Hanzi-to-Pinyin/Zhuyin Converter (H2X)
1 Overview and Goals
H2X is a Hanzi-to-Pinyin (H2P) conversion system for SC, and a Hanzi-to-Zhuyin (H2Z)
conversion system for TC. Eventually it can be expanded to other romanization systems, such
as Yale and Wade-Giles. Collectively, we will refer to such a hanzi transcription system as
“H2X,” where X stands for any phonemic transcription such as pinyin, zhuyin or romanized
Cantonese. Below X will often be referred by the term reading.
H2X can be used for, among others:
? Aid native speakers in reading difficult names or characters
? Aid learners to read Chinese texts
? Enable ambiguous search based on homophones (explained below)
? Sort hanzi by pinyin or zhuyin (useful for name lists and the like)
2 Conversion Ambiguity
An obvious and major issue with H2X is the one-to-many ambiguity of thousands of
characters, the so called polyphonic hanzi (多音字duōyīnzì), such as lè and yuè for 乐,
resulting in numerous homophones. The disambiguation strategy for accurate H2X
conversion is to tokenize the text so as to isolate individual words, then to look up in
word-level hanzi mapping table, which almost completely eliminates ambiguity. This requires
the following components
1. Simple word tokenizer
2. Word-level H2X mapping tables
3. Character level H2X mapping tables
There are two kinds of homophonic ambiguity (the implications of which are described
1. Homotonic: reading and tone are identical, such a 网陆 (resulting from input
errors) and 网路, both wǎnglù.
2. Heterotonic: reading identical but tone different, such as 网炉 wǎnglú (input error)
and 网路 wǎnglù.
Note that for the purposes of converting to the correct reading, the tokenizer need not
be as robust as for other applications since the goal is not to extract tokens per se, but
to segment just accurately enough so that the correct reading is determined. Thus the
H2X tokenizer can be based on a simplified tokenization algorithm, which CJKI can
provide, independently of the main tokenizer.
3 Ambiguous Search
H2X conversion on both the homotonic and heterotonic levels can have a major benefit:
enabling ambiguous search as well as retrieval of documents even if the keywords are input
erroneously, such as 网陆 for 网路. The system should thus support four conversion modes:
1. Toneless pinyin for SC
2. Toned pinyin for SC
3. Toneless zhuyin for TC
4. Toned zhuyin for TC
This means that if the search engine is properly tuned it will retrieve not only homotonic
homophone pairs like网路/网陆 wǎnglù, but also heterotonic pairs like 网路/网炉
(wǎnglù vs. wǎnglú), in which the tones are different but the readings are identical.
4 Features of H2X Converter
The system should eventually have the following capabilities/features:
1. The source string is first extracted by the (simple) tokenizer.
2. The string is looked up in a comprehensive word-level H2X mapping table covering
general vocabulary, proper nouns and technical terms.
3. Support both query errors and document errors.
4. Character level H2X mapping tables.
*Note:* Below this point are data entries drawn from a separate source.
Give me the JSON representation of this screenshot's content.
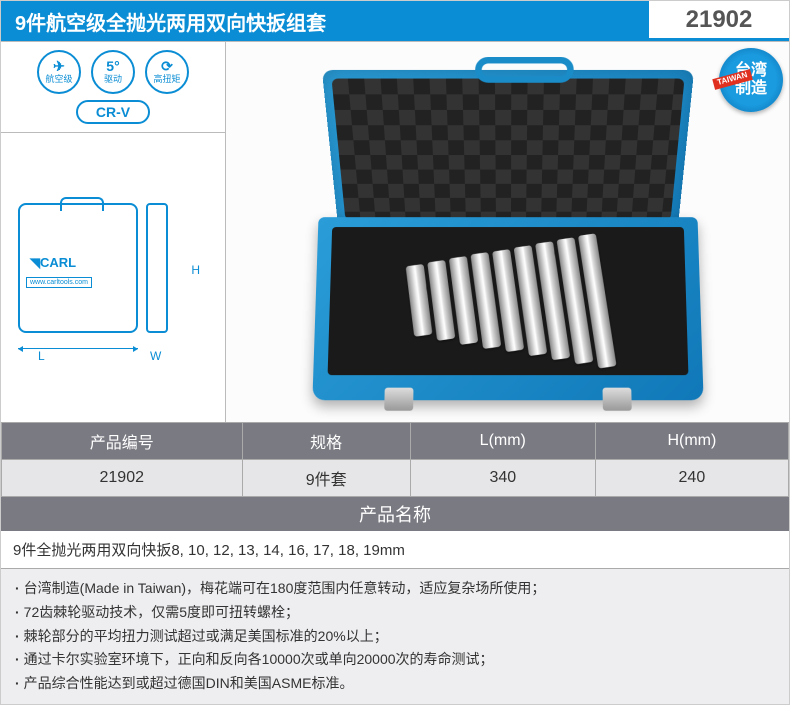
{
  "header": {
    "title": "9件航空级全抛光两用双向快扳组套",
    "product_code": "21902"
  },
  "badges": {
    "b1_line1": "✈",
    "b1_line2": "航空级",
    "b2_line1": "5°",
    "b2_line2": "驱动",
    "b3_line1": "⟳",
    "b3_line2": "高扭矩",
    "crv": "CR-V"
  },
  "diagram": {
    "brand": "◥CARL",
    "url": "www.carltools.com",
    "dim_L": "L",
    "dim_W": "W",
    "dim_H": "H"
  },
  "taiwan_badge": {
    "text": "台湾\n制造",
    "ribbon": "TAIWAN"
  },
  "spec_table": {
    "headers": [
      "产品编号",
      "规格",
      "L(mm)",
      "H(mm)"
    ],
    "row": [
      "21902",
      "9件套",
      "340",
      "240"
    ]
  },
  "product_name": {
    "header": "产品名称",
    "content": "9件全抛光两用双向快扳8, 10, 12, 13, 14, 16, 17, 18, 19mm"
  },
  "features": [
    "台湾制造(Made in Taiwan)，梅花端可在180度范围内任意转动，适应复杂场所使用；",
    "72齿棘轮驱动技术，仅需5度即可扭转螺栓；",
    "棘轮部分的平均扭力测试超过或满足美国标准的20%以上；",
    "通过卡尔实验室环境下，正向和反向各10000次或单向20000次的寿命测试；",
    "产品综合性能达到或超过德国DIN和美国ASME标准。"
  ],
  "colors": {
    "primary": "#0a8dd4",
    "table_header_bg": "#7a7a82",
    "table_cell_bg": "#e6e6e8",
    "features_bg": "#eeeef0"
  },
  "wrench_heights": [
    70,
    78,
    86,
    94,
    100,
    108,
    116,
    124,
    132
  ]
}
The readings (pinyin or zhuyin) have been
proofread and fine tuned over the years and include the following features:
a. The first reading has been carefully selected to ensure it is the most common.
b. The order of the other readings in the case of one-to-many mappings is based on
frequency of use.
c. Rarity flags enable selecting a mode in which rare and historical readings are
ignored so as to reduce ambiguity (at the slight risk of error).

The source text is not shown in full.